Sarah Kleeger and Andrew Still are something of a power couple in the organic food movement. Both from Southern California, they met a year after graduating college and soon after were working on an organic farm. “I wanted to do something more real and hands-on than all of the stuff I learned about in school,” says Kleeger, “and I also wanted to do something that promoted life—not just human life, but every part of the living system that is this planet.” Very quickly, their interests turned to seeds. “We realized that the foundation of farming is seeds—the foundation of everything is seeds—so we might as well dig deeper.”
In 2006 they co-founded The Seed Ambassadors Project, which advocates for the cultivation of diverse seeds, “to promote people maintaining relationships with the food plants that nourish us.” They have since met with government officials in several European countries and worked side-by-side with Thai farmers, spreading their message and sharing seeds along the way.
Nearly three years ago, the couple began cultivating Open Oak Farm in Sweet Home, Oregon. Situated on 30 acres of land, the farm is “transitioning organic” (land must be cultivated organically for at least three years before it can attain certification), but Still says the lack of certification doesn’t hurt their sales to local farmers’ markets or their community supported agriculture (CSA) membership. “Our CSA members understand that we don’t use chemicals,” he says. “They don’t need us to be certified organic because they know we are organic.
The couple’s seed company—Adaptive Seeds—focuses on rare, diverse and open-pollenated varieties that can be saved and selected over time to adapt to specific climate and production needs. Still explains: “It’s our vehicle for disseminating the interesting diversity that we really value.”

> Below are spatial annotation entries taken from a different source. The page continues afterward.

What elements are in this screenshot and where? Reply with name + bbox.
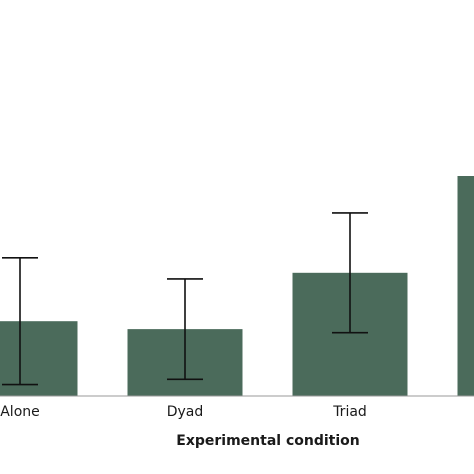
x-tick-labels: AloneDyadTriadFour- (0, 404, 367, 420)
error-bars (2, 212, 368, 386)
x-axis-title: Experimental condition (176, 433, 359, 449)
x-tick-label-alone: Alone (0, 404, 40, 420)
x-tick-label-triad: Triad (332, 404, 367, 420)
error-bar-dyad (167, 278, 203, 381)
error-bar-triad (332, 212, 368, 334)
bars (0, 176, 474, 396)
x-tick-label-dyad: Dyad (167, 404, 204, 420)
error-bar-alone (2, 257, 38, 386)
bar-four (457, 176, 474, 396)
bar-alone (0, 321, 78, 396)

If Open Oak Farm were to be contaminated by GM seeds, their livelihood and mission would be ruined. But, says Still, it is not an organic vs. GM problem. “We want to be certified,” he says, “but even if we weren’t ever to certify, we would want the same kind of protection… the same kind of respect from the commu-nity…because even conventional farmers [with a non-GMO policy] cannot tolerate contamination.”
On January 31, Kleeger and Still joined 82 other U.S. and Canadian farmers, seed companies and organizations representing hundreds of thousands of members and consumers from around the world in the first hearing of a class action lawsuit filed by the Public Patent Foundation in March of last year.
The plaintiffs are suing as a preemptive measure, to “seek legal protection from the threat of being sued by Monsanto for patent infringement should they ever become contaminated by Monsanto’s genetically modified seed.” The hearing is only the first step in what will likely be a long battle to protect small farmers.
The Seed Ambassadors are in it for the long haul. “It’s the early stages of a coexistence battle…[to determine] if Monsanto will be preventing us from being able to grow what we want to grow, and to produce the food we want to produce,” Still says. And for consumers, to eat what they want to eat.